Prise en charge holistique des victimes de VBG au Bénin : quand le certificat médical devient un obstacle
Le certificat médical constitue une pièce maîtresse dans la prise en charge des victimes de violences basées sur le genre (VBG). Encadré par l’arrêté interministériel n°16/MASM/MS/MJL/MISP/DC/SGM/DGAS/SA du 8 juillet 2022, il est censé être accessible gratuitement. Son coût, fixé à dix mille francs CFA, est pris en charge par le Ministère de la Justice lorsque le médecin est réquisitionné. Dans le cas contraire, la victime doit en assumer la charge. Toutefois, sur le terrain, l’accès à ce document essentiel demeure difficile.
Selon l’arrêté, la gratuité est assurée dès lors que la victime est référée par un officier de police judiciaire ou un agent habilité, ou en cas de gravité de son état, avec transmission du certificat sous pli fermé au requérant. Le délai maximal de délivrance est fixé à dix jours ouvrés, sous peine de sanctions disciplinaires. « Il est impérativement souhaité que dans les deux heures de temps maximum suivant leur arrivée, qu’elles soient prises en charge pour la préservation des preuves, les soins et la délivrance du Certificat médical qui doit permettre d’enclencher le reste de la procédure », ajoute le ministre de la santé, Benjamin Hounkpatin.

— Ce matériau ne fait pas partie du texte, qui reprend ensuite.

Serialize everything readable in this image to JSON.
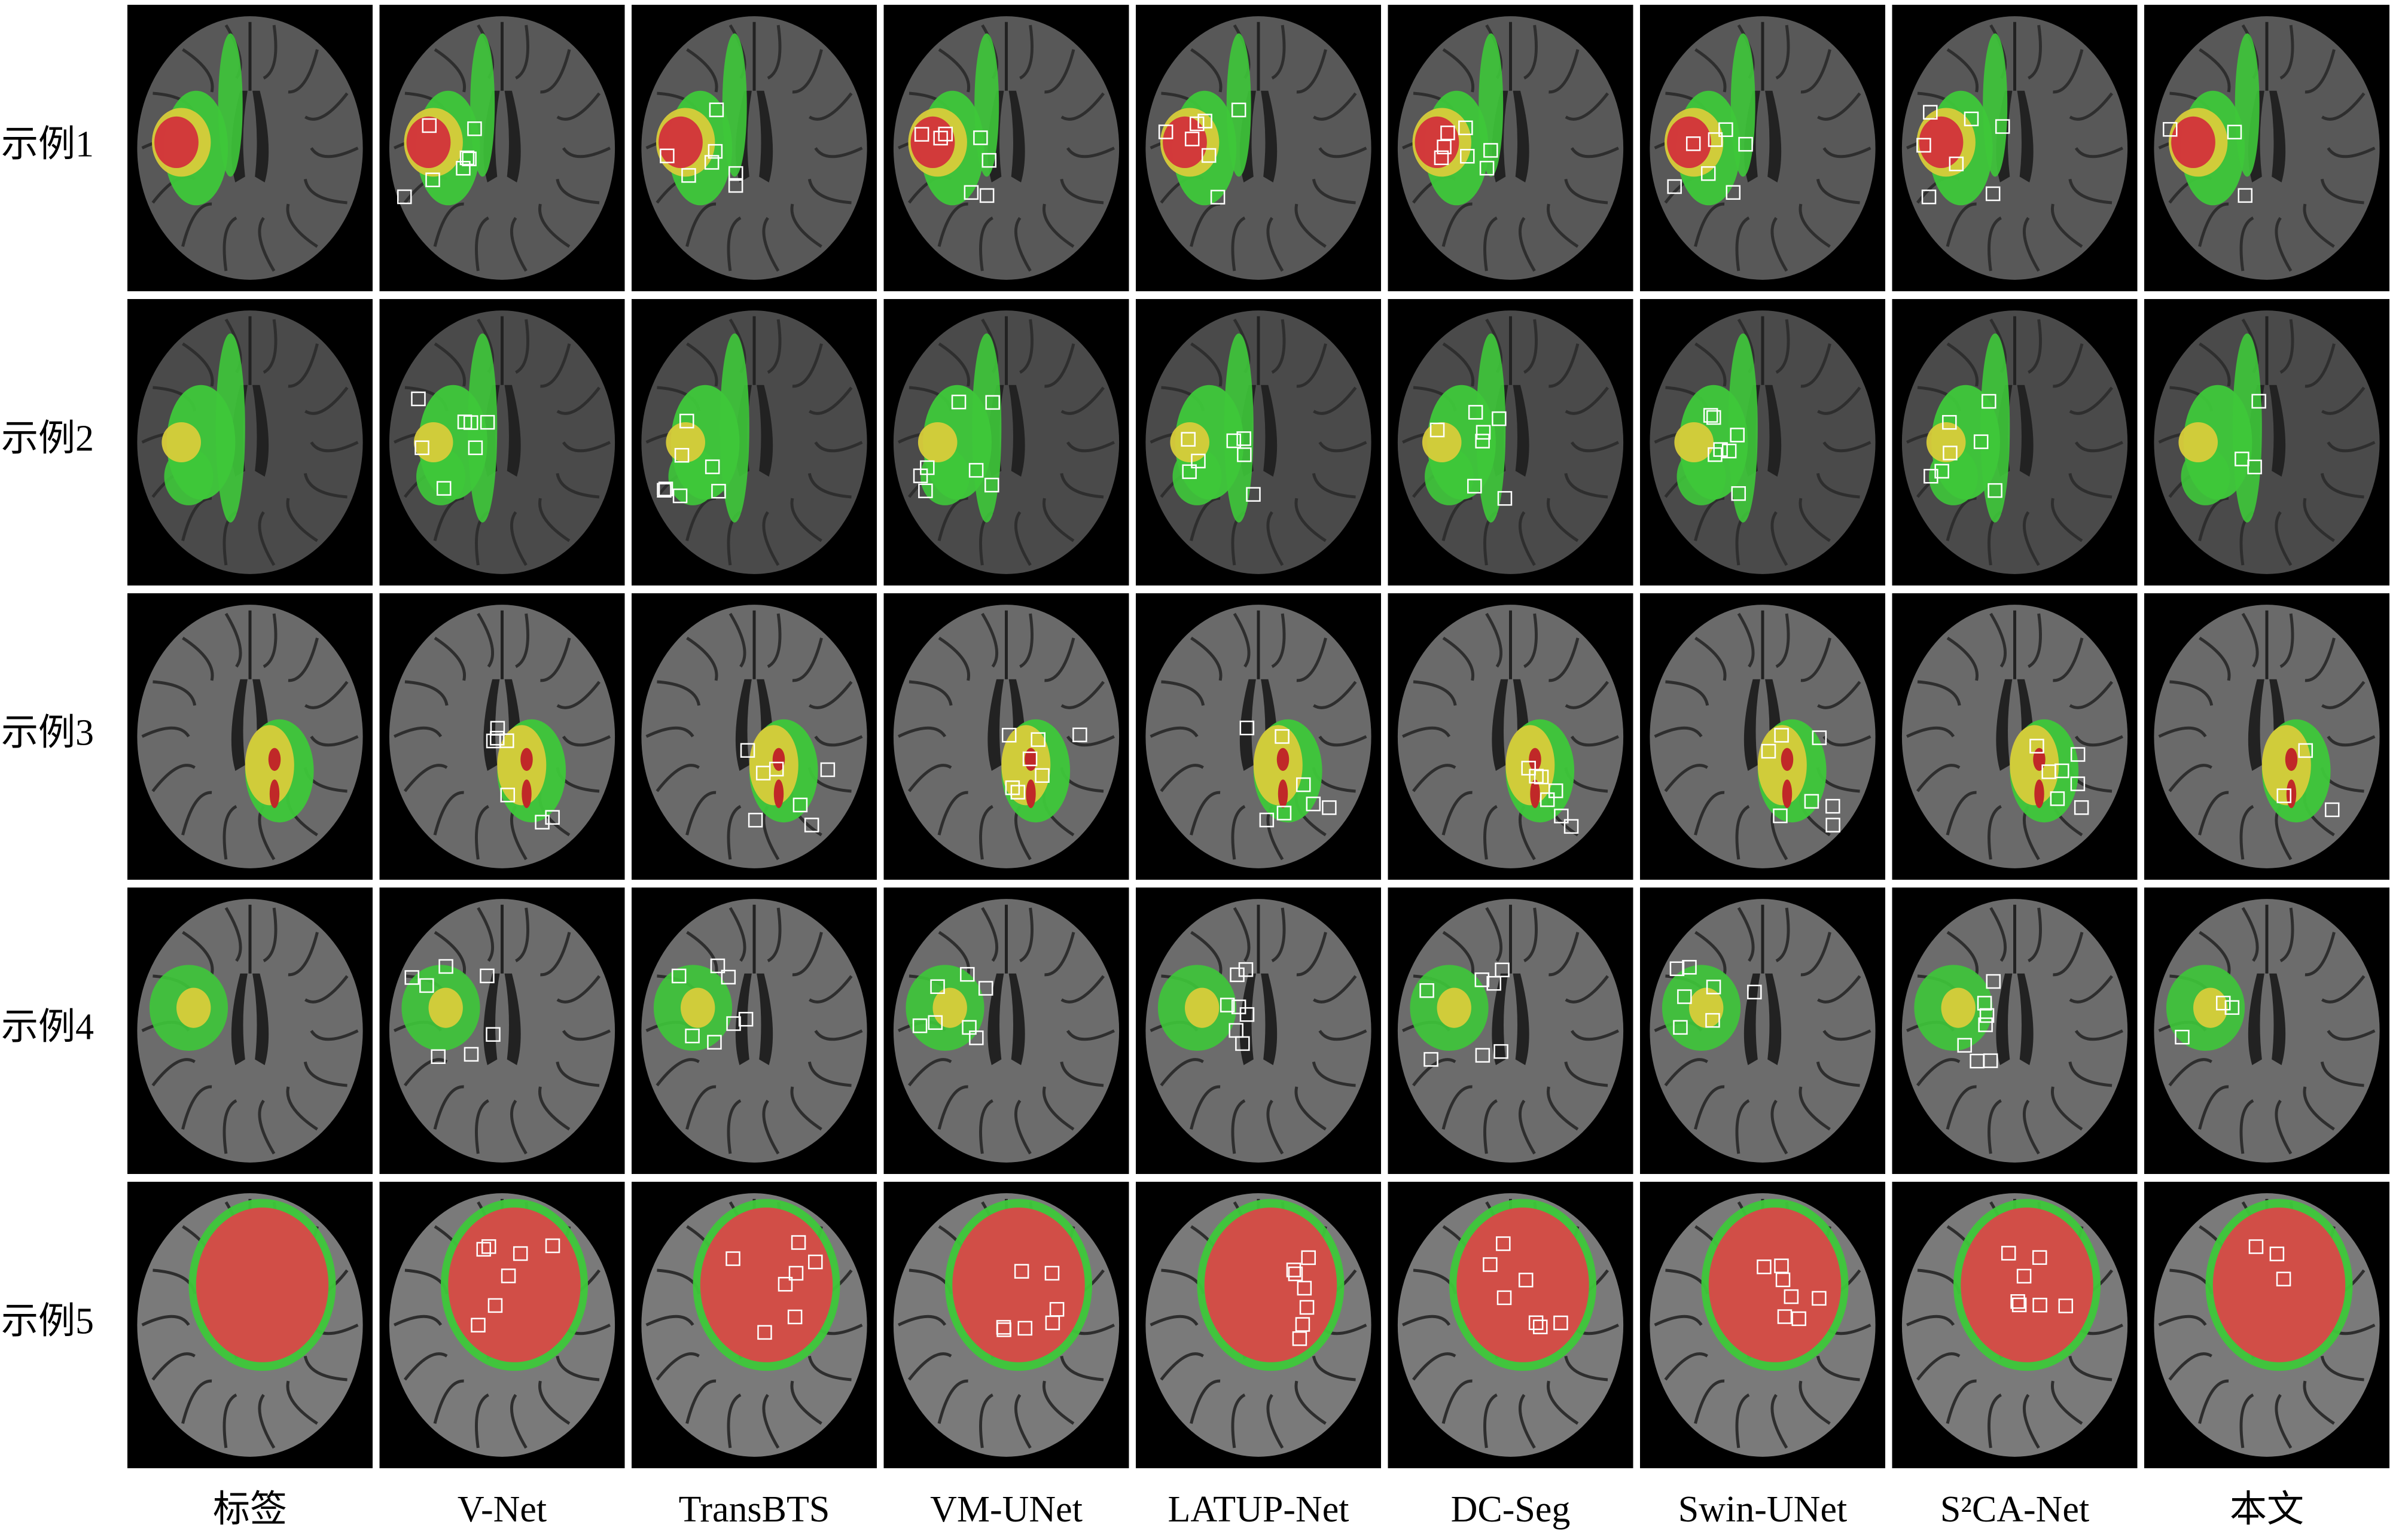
{
  "row_labels": [
    "示例1",
    "示例2",
    "示例3",
    "示例4",
    "示例5"
  ],
  "column_labels": [
    "标签",
    "V-Net",
    "TransBTS",
    "VM-UNet",
    "LATUP-Net",
    "DC-Seg",
    "Swin-UNet",
    "S²CA-Net",
    "本文"
  ]
}
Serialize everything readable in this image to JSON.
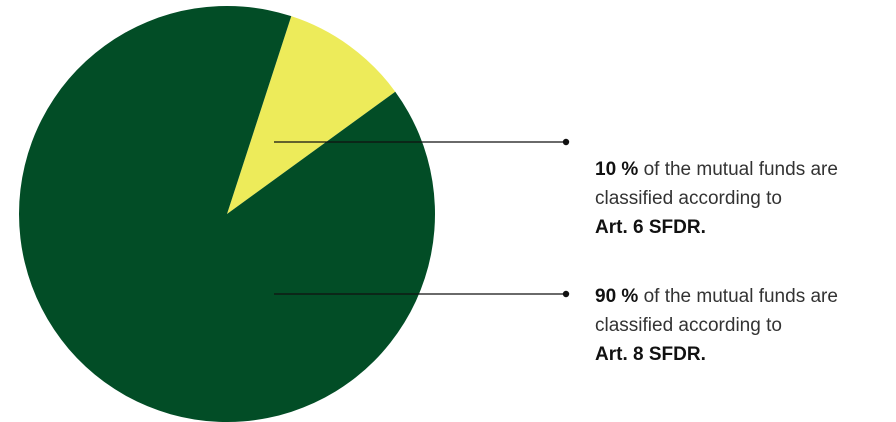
{
  "chart_data": {
    "type": "pie",
    "slices": [
      {
        "value": 10,
        "color": "#EDEB5A"
      },
      {
        "value": 90,
        "color": "#024D26"
      }
    ],
    "annotations": [
      {
        "value_label": "10 %",
        "text": " of the mutual funds are classified according to ",
        "category": "Art. 6 SFDR."
      },
      {
        "value_label": "90 %",
        "text": " of the mutual funds are classified according to ",
        "category": "Art. 8 SFDR."
      }
    ]
  }
}
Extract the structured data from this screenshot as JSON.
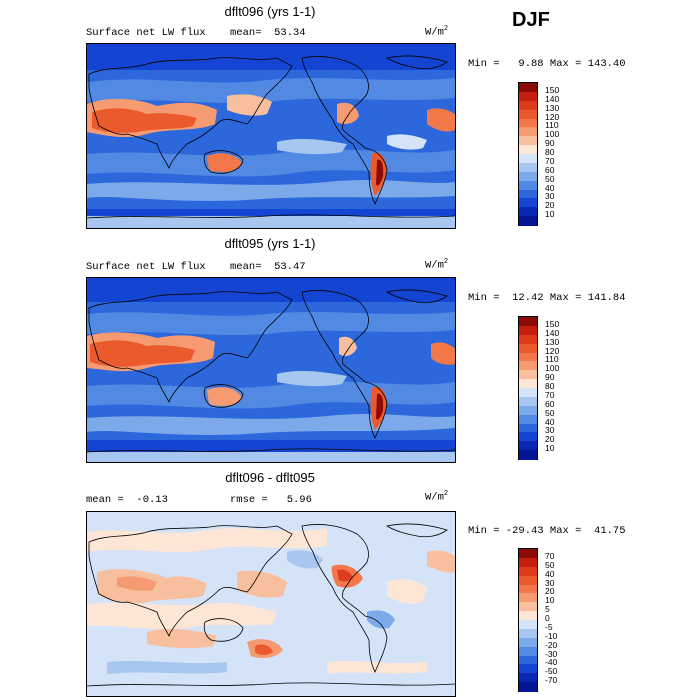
{
  "season": "DJF",
  "panels": [
    {
      "title": "dflt096 (yrs 1-1)",
      "left_label": "Surface net LW flux",
      "mean_text": "mean=  53.34",
      "units": "W/m",
      "units_exp": "2",
      "minmax_text": "Min =   9.88 Max = 143.40",
      "colorbar_labels": [
        "150",
        "140",
        "130",
        "120",
        "110",
        "100",
        "90",
        "80",
        "70",
        "60",
        "50",
        "40",
        "30",
        "20",
        "10"
      ],
      "colorbar_colors": [
        "#8b0a0a",
        "#c51f10",
        "#de3c1c",
        "#eb5a2c",
        "#f2784a",
        "#f69a72",
        "#f8bf9e",
        "#fde6d6",
        "#d4e3f7",
        "#a8c7f0",
        "#7ca9ea",
        "#5189e3",
        "#2d67dc",
        "#1445d2",
        "#0a28b4",
        "#061594"
      ]
    },
    {
      "title": "dflt095 (yrs 1-1)",
      "left_label": "Surface net LW flux",
      "mean_text": "mean=  53.47",
      "units": "W/m",
      "units_exp": "2",
      "minmax_text": "Min =  12.42 Max = 141.84",
      "colorbar_labels": [
        "150",
        "140",
        "130",
        "120",
        "110",
        "100",
        "90",
        "80",
        "70",
        "60",
        "50",
        "40",
        "30",
        "20",
        "10"
      ],
      "colorbar_colors": [
        "#8b0a0a",
        "#c51f10",
        "#de3c1c",
        "#eb5a2c",
        "#f2784a",
        "#f69a72",
        "#f8bf9e",
        "#fde6d6",
        "#d4e3f7",
        "#a8c7f0",
        "#7ca9ea",
        "#5189e3",
        "#2d67dc",
        "#1445d2",
        "#0a28b4",
        "#061594"
      ]
    },
    {
      "title": "dflt096 - dflt095",
      "left_label": "mean =  -0.13",
      "mean_text": "rmse =   5.96",
      "units": "W/m",
      "units_exp": "2",
      "minmax_text": "Min = -29.43 Max =  41.75",
      "colorbar_labels": [
        "70",
        "50",
        "40",
        "30",
        "20",
        "10",
        "5",
        "0",
        "-5",
        "-10",
        "-20",
        "-30",
        "-40",
        "-50",
        "-70"
      ],
      "colorbar_colors": [
        "#8b0a0a",
        "#c51f10",
        "#de3c1c",
        "#eb5a2c",
        "#f2784a",
        "#f69a72",
        "#f8bf9e",
        "#fde6d6",
        "#d4e3f7",
        "#a8c7f0",
        "#7ca9ea",
        "#5189e3",
        "#2d67dc",
        "#1445d2",
        "#0a28b4",
        "#061594"
      ]
    }
  ]
}
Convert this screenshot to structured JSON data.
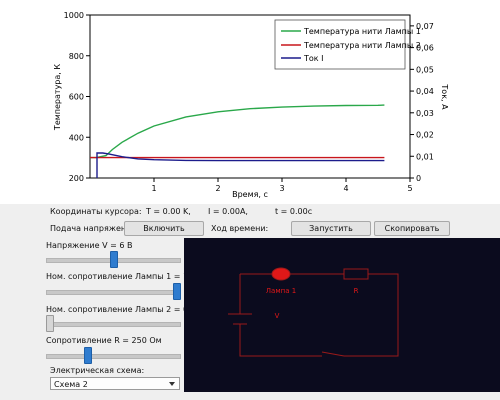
{
  "chart_data": {
    "type": "line",
    "x_ticks": [
      "1",
      "2",
      "3",
      "4",
      "5"
    ],
    "y_ticks": [
      "200",
      "400",
      "600",
      "800",
      "1000"
    ],
    "y2_ticks": [
      "0",
      "0,01",
      "0,02",
      "0,03",
      "0,04",
      "0,05",
      "0,06",
      "0,07"
    ],
    "xlabel": "Время, с",
    "ylabel": "Температура, К",
    "y2label": "Ток, А",
    "xlim": [
      0,
      5
    ],
    "ylim": [
      200,
      1000
    ],
    "y2lim": [
      0,
      0.075
    ],
    "grid": false,
    "legend_position": "top-right",
    "series": [
      {
        "name": "Температура нити Лампы 1",
        "color": "#2aa84a",
        "axis": "left",
        "x": [
          0,
          0.1,
          0.25,
          0.35,
          0.5,
          0.75,
          1.0,
          1.5,
          2.0,
          2.5,
          3.0,
          3.5,
          4.0,
          4.5,
          4.6
        ],
        "y": [
          300,
          300,
          310,
          340,
          375,
          420,
          455,
          500,
          525,
          540,
          548,
          553,
          556,
          557,
          558
        ]
      },
      {
        "name": "Температура нити Лампы 2",
        "color": "#c8161c",
        "axis": "left",
        "x": [
          0,
          0.25,
          0.5,
          1.0,
          2.0,
          3.0,
          4.0,
          4.6
        ],
        "y": [
          300,
          300,
          300,
          300,
          300,
          300,
          300,
          300
        ]
      },
      {
        "name": "Ток I",
        "color": "#1c1c8c",
        "axis": "right",
        "x": [
          0.11,
          0.11,
          0.2,
          0.3,
          0.5,
          0.75,
          1.0,
          1.5,
          2.0,
          3.0,
          4.0,
          4.6
        ],
        "y": [
          0,
          0.0115,
          0.0115,
          0.011,
          0.0098,
          0.0088,
          0.0084,
          0.0081,
          0.008,
          0.008,
          0.008,
          0.008
        ]
      }
    ]
  },
  "cursor": {
    "label": "Координаты курсора:",
    "t_value": "T = 0.00 K,",
    "i_value": "I = 0.00A,",
    "time_value": "t = 0.00c"
  },
  "controls": {
    "voltage_supply_label": "Подача напряжения:",
    "enable_button": "Включить",
    "time_course_label": "Ход времени:",
    "start_button": "Запустить",
    "copy_button": "Скопировать"
  },
  "sliders": [
    {
      "label": "Напряжение V = 6 В",
      "position": 0.5
    },
    {
      "label": "Ном. сопротивление Лампы 1 = 1 ед",
      "position": 1.0
    },
    {
      "label": "Ном. сопротивление Лампы 2 = 0.3 ед",
      "position": 0.0
    },
    {
      "label": "Сопротивление R = 250 Ом",
      "position": 0.3
    }
  ],
  "scheme": {
    "label": "Электрическая схема:",
    "selected": "Схема 2"
  },
  "circuit": {
    "lamp_label": "Лампа 1",
    "resistor_label": "R",
    "source_label": "V",
    "wire_color": "#9a1a1a",
    "lamp_color": "#e01818"
  }
}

Mais force est de constater que malgré ces avancées légales, la réalité est tout autre sur le terrain. Enongandé M. Hélèna Capo-Chichi, socio-anthropologue et présidente de l’ONG Famille-Nutrition-Développement (FND), explique que les victimes doivent souvent d’abord obtenir une réquisition auprès des points focaux VBG dans les commissariats, agents souvent débordés, ce qui entraîne des retards importants. De plus, nombre de victimes ignorent la gratuité ou la procédure exacte, ce qui les conduit parfois à payer de leur poche ou à renoncer à la procédure.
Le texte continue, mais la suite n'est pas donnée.